Baca Juga: Bentrok FBR Vs Forkabi di Pejaten Timur: karena Satu Orang Rusak Bendera

"Menjelang lebaran produksi dodol 300 kilo, tapi seminggu menjelang lebaran meningkat dua kali lipat jadi 600 kilogram. Alhamdulillah itu masih kurang melayani pesanan," ungkapnya bersyukur.

Asep menjual dodol produksinya itu perkilogram, setiap kilo dia jual dengan harga Rp52 ribu. Jika dihitung sehari produksi 600 kilogram, maka dalam sehari Asep mendapat omzet Rp31.200.000.

"Kalau omzet ya dihitung harga perkilo, kira-kira segitulah," katanya.

Setiap hari, Asep memproduksi dodolnya mulai pukul 01.00 WIB dan selesai pukul 12.00 WIB. Untuk tenaga pekerjanya, Asep pun menambah tenaga pekerja seiring dengan meningkatnya pesanan menjelang lebaran.

Dalam sekali mengolah dodol, ada 5 wajan dodol yang dia buat. Setiap wajannya berkapasitas 60 kilogram.

"Yang ngaduk dodol ada 10 orang, awalnya cuma dua orang. Karena keteteran banyak pesanan nambah 8 orang lagi. Mereka dari rumpin. Peningkatannya kan seratus persen. Setiap sekali masak 5 wajan kapasitas 60 kilogram dodol," bebernya.

Meski mengaku keteteran, Asep menuturkan, orderan tahun ini masih jauh dibandingkan dengan momen lebaran sebelum pandemi covid-19.

"Sebelum pandemi, momen lebaran itu sehari bisa 900 kilogram yang terdata, tapi ada banyak yang nggak ke data, bisa jadi lebih dari 1 ton," sebutnya.

Pria 39 tahun itu menuturkan, usaha dodol tersebut merupakan warisan dari ayahnya yang sudah dirintis sejak tahun 1995.

Pada tahun 90-an kata Asep, di tempat tinggalnya itu hampir semua warga membuat dodolnya sendiri lantaran semua bahan baku dodol hampir setiap warga punya di dapurnya masing-masing.

Tetapi lama kelamaan, warga yang membuat dodol berkurang. Hal itu dijadikan kesempatan ayahnya untuk memulai usaha dodol. Saat itu dodol Cilenggang masih dijual keliling. Tetapi saat ini penjualannya hanya buka warung rumah dan melayani pesanan.

Dodol tersebut banyak laku bergantung pada momen. Yakni momen hajatan atau pernikahan, acara-acara masyarakat dan momentum lebaran.

"Kalau hari-hari biasa dodol ini banyak dibeli buat hantaran hajatan adat masyarakat Betawi. Kalau nggak ada dodol, katanya orang nggak mampu. Terus kalau ada acara-acara di kelurahan misalnya, itu juga pada pesen. Nah paling rame saat momen lebaran," terang Asep.

Dodol Cilenggang hasil produksinya yang dianggap khas Betawi, diakui berbeda dengan dodol Garut. Dodol Betawi miliknya dibuat dengan bahan utama beras ketan, kelapa, gula merah dan gula putih.
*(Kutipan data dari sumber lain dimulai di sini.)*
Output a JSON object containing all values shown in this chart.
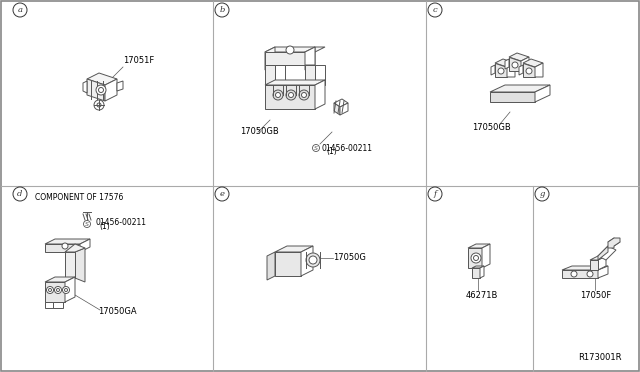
{
  "background_color": "#ffffff",
  "border_color": "#888888",
  "line_color": "#555555",
  "text_color": "#000000",
  "fig_width": 6.4,
  "fig_height": 3.72,
  "dpi": 100,
  "part_labels": {
    "a": "17051F",
    "b_part": "17050GB",
    "b_screw": "01456-00211",
    "b_screw2": "(1)",
    "c": "17050GB",
    "d_component": "COMPONENT OF 17576",
    "d_screw": "01456-00211",
    "d_screw2": "(1)",
    "d_part": "17050GA",
    "e": "17050G",
    "f": "46271B",
    "g": "17050F",
    "ref": "R173001R"
  }
}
"Semua bahan berbeda. Kalau Dodol Garut itu pakai lemak kambing kalau dodol Betawi nggak, jadi cuma beras ketan, kelapa, gula merah dan putih. Udah itu aja," pungkasnya.
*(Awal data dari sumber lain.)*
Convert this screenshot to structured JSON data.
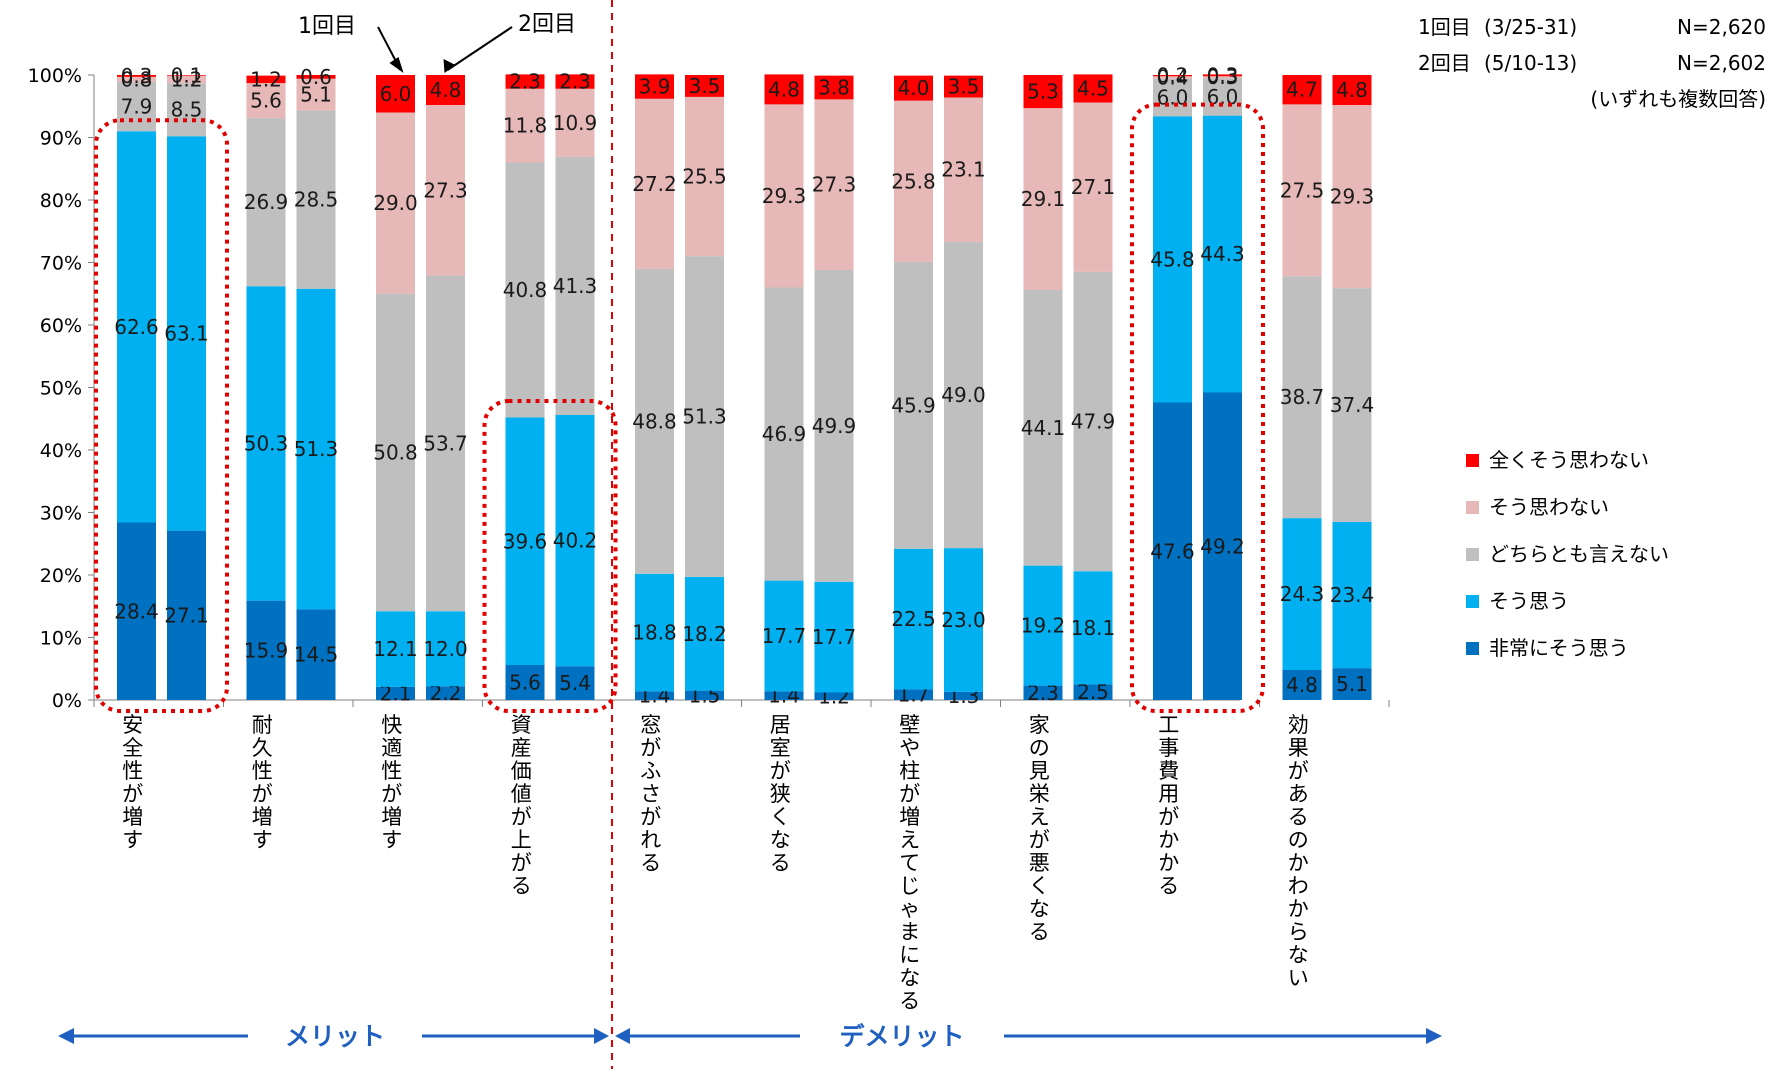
{
  "chart_data": {
    "type": "bar",
    "stacked": true,
    "percent": true,
    "ylim": [
      0,
      100
    ],
    "yticks": [
      "0%",
      "10%",
      "20%",
      "30%",
      "40%",
      "50%",
      "60%",
      "70%",
      "80%",
      "90%",
      "100%"
    ],
    "categories": [
      "安全性が増す",
      "耐久性が増す",
      "快適性が増す",
      "資産価値が上がる",
      "窓がふさがれる",
      "居室が狭くなる",
      "壁や柱が増えてじゃまになる",
      "家の見栄えが悪くなる",
      "工事費用がかかる",
      "効果があるのかわからない"
    ],
    "rounds": [
      "1回目",
      "2回目"
    ],
    "series": [
      {
        "name": "非常にそう思う",
        "color": "#0070c0",
        "round1": [
          28.4,
          15.9,
          2.1,
          5.6,
          1.4,
          1.4,
          1.7,
          2.3,
          47.6,
          4.8
        ],
        "round2": [
          27.1,
          14.5,
          2.2,
          5.4,
          1.5,
          1.2,
          1.3,
          2.5,
          49.2,
          5.1
        ]
      },
      {
        "name": "そう思う",
        "color": "#00b0f0",
        "round1": [
          62.6,
          50.3,
          12.1,
          39.6,
          18.8,
          17.7,
          22.5,
          19.2,
          45.8,
          24.3
        ],
        "round2": [
          63.1,
          51.3,
          12.0,
          40.2,
          18.2,
          17.7,
          23.0,
          18.1,
          44.3,
          23.4
        ]
      },
      {
        "name": "どちらとも言えない",
        "color": "#bfbfbf",
        "round1": [
          7.9,
          26.9,
          50.8,
          40.8,
          48.8,
          46.9,
          45.9,
          44.1,
          6.0,
          38.7
        ],
        "round2": [
          8.5,
          28.5,
          53.7,
          41.3,
          51.3,
          49.9,
          49.0,
          47.9,
          6.0,
          37.4
        ]
      },
      {
        "name": "そう思わない",
        "color": "#e6b8b7",
        "round1": [
          0.8,
          5.6,
          29.0,
          11.8,
          27.2,
          29.3,
          25.8,
          29.1,
          0.4,
          27.5
        ],
        "round2": [
          1.2,
          5.1,
          27.3,
          10.9,
          25.5,
          27.3,
          23.1,
          27.1,
          0.3,
          29.3
        ]
      },
      {
        "name": "全くそう思わない",
        "color": "#ff0000",
        "round1": [
          0.3,
          1.2,
          6.0,
          2.3,
          3.9,
          4.8,
          4.0,
          5.3,
          0.2,
          4.7
        ],
        "round2": [
          0.1,
          0.6,
          4.8,
          2.3,
          3.5,
          3.8,
          3.5,
          4.5,
          0.3,
          4.8
        ]
      }
    ],
    "legend_order": [
      "全くそう思わない",
      "そう思わない",
      "どちらとも言えない",
      "そう思う",
      "非常にそう思う"
    ],
    "legend_position": "right",
    "grid": false,
    "highlighted_categories": [
      "安全性が増す",
      "資産価値が上がる",
      "工事費用がかかる"
    ],
    "highlighted_segments": [
      {
        "category": "資産価値が上がる",
        "segments": [
          "非常にそう思う",
          "そう思う"
        ]
      }
    ],
    "survey_info": [
      {
        "round": "1回目",
        "dates": "(3/25-31)",
        "n": "N=2,620"
      },
      {
        "round": "2回目",
        "dates": "(5/10-13)",
        "n": "N=2,602"
      },
      {
        "note": "(いずれも複数回答)"
      }
    ],
    "callouts": {
      "first": "1回目",
      "second": "2回目"
    },
    "groups": [
      {
        "label": "メリット",
        "categories": 4
      },
      {
        "label": "デメリット",
        "categories": 6
      }
    ],
    "colors": {
      "divider": "#e00000",
      "highlight": "#e00000",
      "arrow": "#1f5fbf"
    }
  }
}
Sementara itu, Eti salah satu pembeli mengaku, dirinya sudah langganan setiap tahun membeli Dodol Cilenggang khas Betawi.
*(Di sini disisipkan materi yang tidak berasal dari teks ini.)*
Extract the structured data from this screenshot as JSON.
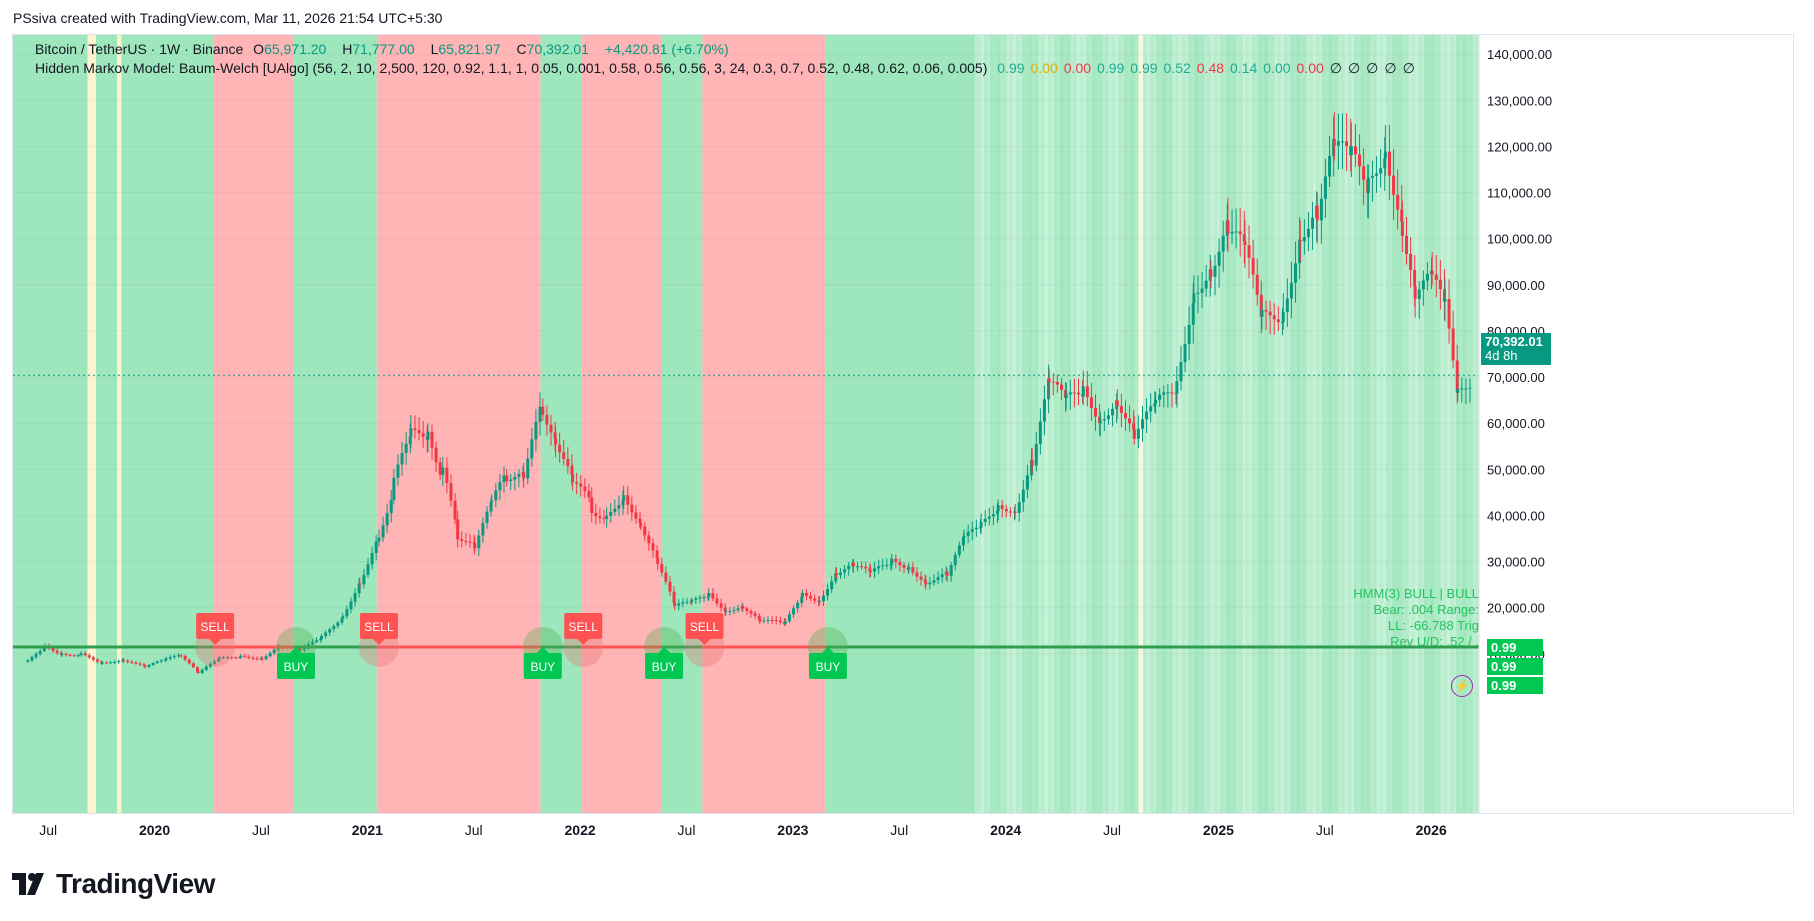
{
  "header": {
    "credit": "PSsiva created with TradingView.com, Mar 11, 2026 21:54 UTC+5:30"
  },
  "legend": {
    "symbol": "Bitcoin / TetherUS · 1W · Binance",
    "open_label": "O",
    "open": "65,971.20",
    "high_label": "H",
    "high": "71,777.00",
    "low_label": "L",
    "low": "65,821.97",
    "close_label": "C",
    "close": "70,392.01",
    "change": "+4,420.81 (+6.70%)",
    "indicator": "Hidden Markov Model: Baum-Welch [UAlgo] (56, 2, 10, 2,500, 120, 0.92, 1.1, 1, 0.05, 0.001, 0.58, 0.56, 0.56, 3, 24, 0.3, 0.7, 0.52, 0.48, 0.62, 0.06, 0.005)",
    "indicator_values": [
      {
        "v": "0.99",
        "c": "#22ab94"
      },
      {
        "v": "0.00",
        "c": "#e0b000"
      },
      {
        "v": "0.00",
        "c": "#f23645"
      },
      {
        "v": "0.99",
        "c": "#22ab94"
      },
      {
        "v": "0.99",
        "c": "#22ab94"
      },
      {
        "v": "0.52",
        "c": "#22ab94"
      },
      {
        "v": "0.48",
        "c": "#f23645"
      },
      {
        "v": "0.14",
        "c": "#22ab94"
      },
      {
        "v": "0.00",
        "c": "#22ab94"
      },
      {
        "v": "0.00",
        "c": "#f23645"
      },
      {
        "v": "∅",
        "c": "#131722"
      },
      {
        "v": "∅",
        "c": "#131722"
      },
      {
        "v": "∅",
        "c": "#131722"
      },
      {
        "v": "∅",
        "c": "#131722"
      },
      {
        "v": "∅",
        "c": "#131722"
      }
    ]
  },
  "price_badge": {
    "price": "70,392.01",
    "countdown": "4d 8h"
  },
  "hmm_table": {
    "line1": "HMM(3) BULL | BULL",
    "line2": "Bear: .004  Range:",
    "line3": "LL: -66.788  Trig",
    "line4": "Rev U/D: .52 / ."
  },
  "right_badges": [
    "0.99",
    "0.99",
    "0.99"
  ],
  "footer": {
    "brand": "TradingView"
  },
  "colors": {
    "bull": "#9ee6bc",
    "bear": "#ffb5b5",
    "up": "#089981",
    "down": "#f23645",
    "buy": "#00c853",
    "sell": "#ff5252"
  },
  "chart_data": {
    "type": "candlestick",
    "title": "Bitcoin / TetherUS · 1W · Binance",
    "ylabel": "",
    "ylim": [
      0,
      142000
    ],
    "y_ticks": [
      "140,000.00",
      "130,000.00",
      "120,000.00",
      "110,000.00",
      "100,000.00",
      "90,000.00",
      "80,000.00",
      "70,000.00",
      "60,000.00",
      "50,000.00",
      "40,000.00",
      "30,000.00",
      "20,000.00",
      "10,000.00"
    ],
    "y_tick_values": [
      140000,
      130000,
      120000,
      110000,
      100000,
      90000,
      80000,
      70000,
      60000,
      50000,
      40000,
      30000,
      20000,
      10000
    ],
    "x_ticks": [
      {
        "label": "Jul",
        "t": 2019.5,
        "bold": false
      },
      {
        "label": "2020",
        "t": 2020.0,
        "bold": true
      },
      {
        "label": "Jul",
        "t": 2020.5,
        "bold": false
      },
      {
        "label": "2021",
        "t": 2021.0,
        "bold": true
      },
      {
        "label": "Jul",
        "t": 2021.5,
        "bold": false
      },
      {
        "label": "2022",
        "t": 2022.0,
        "bold": true
      },
      {
        "label": "Jul",
        "t": 2022.5,
        "bold": false
      },
      {
        "label": "2023",
        "t": 2023.0,
        "bold": true
      },
      {
        "label": "Jul",
        "t": 2023.5,
        "bold": false
      },
      {
        "label": "2024",
        "t": 2024.0,
        "bold": true
      },
      {
        "label": "Jul",
        "t": 2024.5,
        "bold": false
      },
      {
        "label": "2025",
        "t": 2025.0,
        "bold": true
      },
      {
        "label": "Jul",
        "t": 2025.5,
        "bold": false
      },
      {
        "label": "2026",
        "t": 2026.0,
        "bold": true
      }
    ],
    "close_series": [
      [
        2019.4,
        8300
      ],
      [
        2019.48,
        11500
      ],
      [
        2019.56,
        10200
      ],
      [
        2019.65,
        9800
      ],
      [
        2019.75,
        8200
      ],
      [
        2019.85,
        8800
      ],
      [
        2019.95,
        7200
      ],
      [
        2020.05,
        8700
      ],
      [
        2020.12,
        9800
      ],
      [
        2020.2,
        5800
      ],
      [
        2020.3,
        8900
      ],
      [
        2020.4,
        9600
      ],
      [
        2020.5,
        9200
      ],
      [
        2020.58,
        11700
      ],
      [
        2020.68,
        10600
      ],
      [
        2020.78,
        13500
      ],
      [
        2020.88,
        18500
      ],
      [
        2020.96,
        26000
      ],
      [
        2021.05,
        35000
      ],
      [
        2021.12,
        47000
      ],
      [
        2021.2,
        57000
      ],
      [
        2021.28,
        58000
      ],
      [
        2021.35,
        49000
      ],
      [
        2021.42,
        36000
      ],
      [
        2021.5,
        33000
      ],
      [
        2021.58,
        42000
      ],
      [
        2021.65,
        49000
      ],
      [
        2021.73,
        48000
      ],
      [
        2021.82,
        64000
      ],
      [
        2021.88,
        57000
      ],
      [
        2021.96,
        47000
      ],
      [
        2022.05,
        42000
      ],
      [
        2022.12,
        39000
      ],
      [
        2022.2,
        45000
      ],
      [
        2022.28,
        39000
      ],
      [
        2022.36,
        30000
      ],
      [
        2022.44,
        20000
      ],
      [
        2022.52,
        21000
      ],
      [
        2022.6,
        23000
      ],
      [
        2022.68,
        19800
      ],
      [
        2022.76,
        20500
      ],
      [
        2022.84,
        17000
      ],
      [
        2022.96,
        16500
      ],
      [
        2023.04,
        23000
      ],
      [
        2023.12,
        22000
      ],
      [
        2023.2,
        28000
      ],
      [
        2023.28,
        29000
      ],
      [
        2023.36,
        27000
      ],
      [
        2023.46,
        30000
      ],
      [
        2023.54,
        29300
      ],
      [
        2023.62,
        26000
      ],
      [
        2023.72,
        27000
      ],
      [
        2023.8,
        34500
      ],
      [
        2023.88,
        37500
      ],
      [
        2023.96,
        42500
      ],
      [
        2024.04,
        42000
      ],
      [
        2024.12,
        52000
      ],
      [
        2024.2,
        68000
      ],
      [
        2024.28,
        64000
      ],
      [
        2024.36,
        67000
      ],
      [
        2024.44,
        62000
      ],
      [
        2024.52,
        66000
      ],
      [
        2024.6,
        57000
      ],
      [
        2024.7,
        63000
      ],
      [
        2024.8,
        68000
      ],
      [
        2024.88,
        90000
      ],
      [
        2024.96,
        95000
      ],
      [
        2025.04,
        102000
      ],
      [
        2025.12,
        96000
      ],
      [
        2025.2,
        82000
      ],
      [
        2025.3,
        85000
      ],
      [
        2025.38,
        103000
      ],
      [
        2025.46,
        106000
      ],
      [
        2025.54,
        118000
      ],
      [
        2025.62,
        116000
      ],
      [
        2025.7,
        112000
      ],
      [
        2025.78,
        122000
      ],
      [
        2025.86,
        104000
      ],
      [
        2025.92,
        88000
      ],
      [
        2026.0,
        90000
      ],
      [
        2026.06,
        84000
      ],
      [
        2026.12,
        66000
      ],
      [
        2026.19,
        70392
      ]
    ],
    "regimes": [
      {
        "from": 2019.33,
        "to": 2019.68,
        "state": "bull"
      },
      {
        "from": 2019.68,
        "to": 2019.72,
        "state": "neutral"
      },
      {
        "from": 2019.72,
        "to": 2019.82,
        "state": "bull"
      },
      {
        "from": 2019.82,
        "to": 2019.84,
        "state": "neutral"
      },
      {
        "from": 2019.84,
        "to": 2020.27,
        "state": "bull"
      },
      {
        "from": 2020.27,
        "to": 2020.65,
        "state": "bear"
      },
      {
        "from": 2020.65,
        "to": 2021.04,
        "state": "bull"
      },
      {
        "from": 2021.04,
        "to": 2021.81,
        "state": "bear"
      },
      {
        "from": 2021.81,
        "to": 2022.0,
        "state": "bull"
      },
      {
        "from": 2022.0,
        "to": 2022.38,
        "state": "bear"
      },
      {
        "from": 2022.38,
        "to": 2022.57,
        "state": "bull"
      },
      {
        "from": 2022.57,
        "to": 2023.15,
        "state": "bear"
      },
      {
        "from": 2023.15,
        "to": 2024.62,
        "state": "bull"
      },
      {
        "from": 2024.62,
        "to": 2024.64,
        "state": "neutral"
      },
      {
        "from": 2024.64,
        "to": 2026.22,
        "state": "bull"
      }
    ],
    "signals": [
      {
        "type": "SELL",
        "t": 2020.28
      },
      {
        "type": "BUY",
        "t": 2020.66
      },
      {
        "type": "SELL",
        "t": 2021.05
      },
      {
        "type": "BUY",
        "t": 2021.82
      },
      {
        "type": "SELL",
        "t": 2022.01
      },
      {
        "type": "BUY",
        "t": 2022.39
      },
      {
        "type": "SELL",
        "t": 2022.58
      },
      {
        "type": "BUY",
        "t": 2023.16
      }
    ],
    "x_range": [
      2019.33,
      2026.22
    ]
  }
}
Menurutnya, dodol tersebut menjadi salah satu sajian wajib ada saat momen lebaran Idul Fitri.

"Kayaknya kalau nggak ada dodol nggak enak gitu. Harus ada, kalau nggak ada lebaran kurang enak gitu," ungkapnya ditemui saat membeli dodol milik Asep, Minggu (9/5/2021).